Note: The numbers in parentheses () is the former village name.

==Tourism==
Phú Quý calls for domestic and foreign investors to invest in the island to develop infrastructure, especially airports, and hotels to serve tourists.

Phu Quy's Tourism Potential is cultural heritage, scenic spots, and rare seafood. However, in the long run, Phu Quy tourism must take its strengths from fishing villages, fisheries and beaches, islands, and mountains that are still pristine, without excessive human impact, along with the local lifestyle. For the people on the island, the rustic, honest, and pristine are the strengths, creating the style of Phu Quy tourism as a basis for sustainable development.

==Transportation==
Transport routes connecting the mainland and Phú Quý island are limited.
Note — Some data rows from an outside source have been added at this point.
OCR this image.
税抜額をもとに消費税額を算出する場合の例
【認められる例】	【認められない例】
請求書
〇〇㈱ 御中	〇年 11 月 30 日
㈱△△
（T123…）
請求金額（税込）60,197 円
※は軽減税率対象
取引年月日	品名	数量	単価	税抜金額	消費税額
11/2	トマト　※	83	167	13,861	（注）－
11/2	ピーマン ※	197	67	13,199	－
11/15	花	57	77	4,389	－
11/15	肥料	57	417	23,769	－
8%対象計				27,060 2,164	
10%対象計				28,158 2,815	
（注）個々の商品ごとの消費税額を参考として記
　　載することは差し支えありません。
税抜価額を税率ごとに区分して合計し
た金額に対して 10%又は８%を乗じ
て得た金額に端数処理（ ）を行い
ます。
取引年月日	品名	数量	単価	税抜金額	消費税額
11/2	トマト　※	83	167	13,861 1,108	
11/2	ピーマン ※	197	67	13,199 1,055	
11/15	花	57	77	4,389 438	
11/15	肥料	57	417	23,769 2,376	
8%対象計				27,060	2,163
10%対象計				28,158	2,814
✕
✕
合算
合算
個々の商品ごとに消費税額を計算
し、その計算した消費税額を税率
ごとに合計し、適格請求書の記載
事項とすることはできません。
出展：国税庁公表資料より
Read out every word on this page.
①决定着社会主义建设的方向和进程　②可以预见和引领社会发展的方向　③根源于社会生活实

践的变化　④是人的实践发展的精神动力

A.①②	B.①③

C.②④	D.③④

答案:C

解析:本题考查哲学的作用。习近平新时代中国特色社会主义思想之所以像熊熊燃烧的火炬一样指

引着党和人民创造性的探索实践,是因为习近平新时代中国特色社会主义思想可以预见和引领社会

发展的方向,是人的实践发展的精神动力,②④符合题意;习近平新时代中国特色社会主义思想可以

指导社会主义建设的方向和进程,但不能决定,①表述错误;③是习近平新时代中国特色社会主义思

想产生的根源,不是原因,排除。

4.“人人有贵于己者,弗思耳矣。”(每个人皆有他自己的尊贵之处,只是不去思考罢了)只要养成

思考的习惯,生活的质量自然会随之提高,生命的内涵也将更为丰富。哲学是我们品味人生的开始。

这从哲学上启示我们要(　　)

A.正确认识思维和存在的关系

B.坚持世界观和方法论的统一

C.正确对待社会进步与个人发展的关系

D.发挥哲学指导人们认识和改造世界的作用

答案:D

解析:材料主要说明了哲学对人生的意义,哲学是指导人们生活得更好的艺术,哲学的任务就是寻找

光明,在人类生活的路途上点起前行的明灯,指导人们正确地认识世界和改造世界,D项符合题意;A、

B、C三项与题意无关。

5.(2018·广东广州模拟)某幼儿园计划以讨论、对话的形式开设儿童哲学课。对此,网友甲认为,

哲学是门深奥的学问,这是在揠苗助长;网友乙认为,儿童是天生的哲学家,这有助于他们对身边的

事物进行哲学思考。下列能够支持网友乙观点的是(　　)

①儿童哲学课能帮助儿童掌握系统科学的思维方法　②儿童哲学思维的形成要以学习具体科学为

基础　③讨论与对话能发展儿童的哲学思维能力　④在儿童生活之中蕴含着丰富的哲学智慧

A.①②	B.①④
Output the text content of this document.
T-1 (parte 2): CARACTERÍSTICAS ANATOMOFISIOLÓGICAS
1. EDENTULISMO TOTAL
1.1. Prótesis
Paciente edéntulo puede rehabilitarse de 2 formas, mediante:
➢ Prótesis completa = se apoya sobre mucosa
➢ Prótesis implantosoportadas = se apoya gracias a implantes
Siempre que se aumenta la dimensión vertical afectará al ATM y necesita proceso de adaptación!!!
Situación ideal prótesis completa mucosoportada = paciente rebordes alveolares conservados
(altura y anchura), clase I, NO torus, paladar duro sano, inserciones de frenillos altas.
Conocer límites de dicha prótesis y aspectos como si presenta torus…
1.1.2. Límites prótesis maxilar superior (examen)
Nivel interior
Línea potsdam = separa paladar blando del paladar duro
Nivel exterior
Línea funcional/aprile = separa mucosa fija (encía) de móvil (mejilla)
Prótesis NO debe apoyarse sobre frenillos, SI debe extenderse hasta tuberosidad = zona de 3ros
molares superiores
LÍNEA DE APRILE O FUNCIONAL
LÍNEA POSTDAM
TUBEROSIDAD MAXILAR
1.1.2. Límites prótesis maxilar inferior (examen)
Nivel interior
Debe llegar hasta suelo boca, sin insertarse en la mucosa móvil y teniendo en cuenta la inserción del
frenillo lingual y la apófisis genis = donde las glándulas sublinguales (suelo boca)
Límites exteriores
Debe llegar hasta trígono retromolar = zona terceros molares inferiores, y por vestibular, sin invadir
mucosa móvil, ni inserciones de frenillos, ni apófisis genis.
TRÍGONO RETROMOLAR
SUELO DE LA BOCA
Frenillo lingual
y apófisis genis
During calm seas, the journey by ferry can take up to six hours, limiting tourism. However, in mid-2010, the cooperative shipping company Fortune operated a mid-speed ferry, shortening travel time to Phú Quý island to approximately 2.5-3 hours.

The mid-speed ferry was stopped in 2015 and after a year was replaced with a ferry that takes 4 hours running alongside the 6-hour ferry. In 2018 the mid-speed ferry was reinstated and now travel to the island takes 2.5 hours in favourable conditions.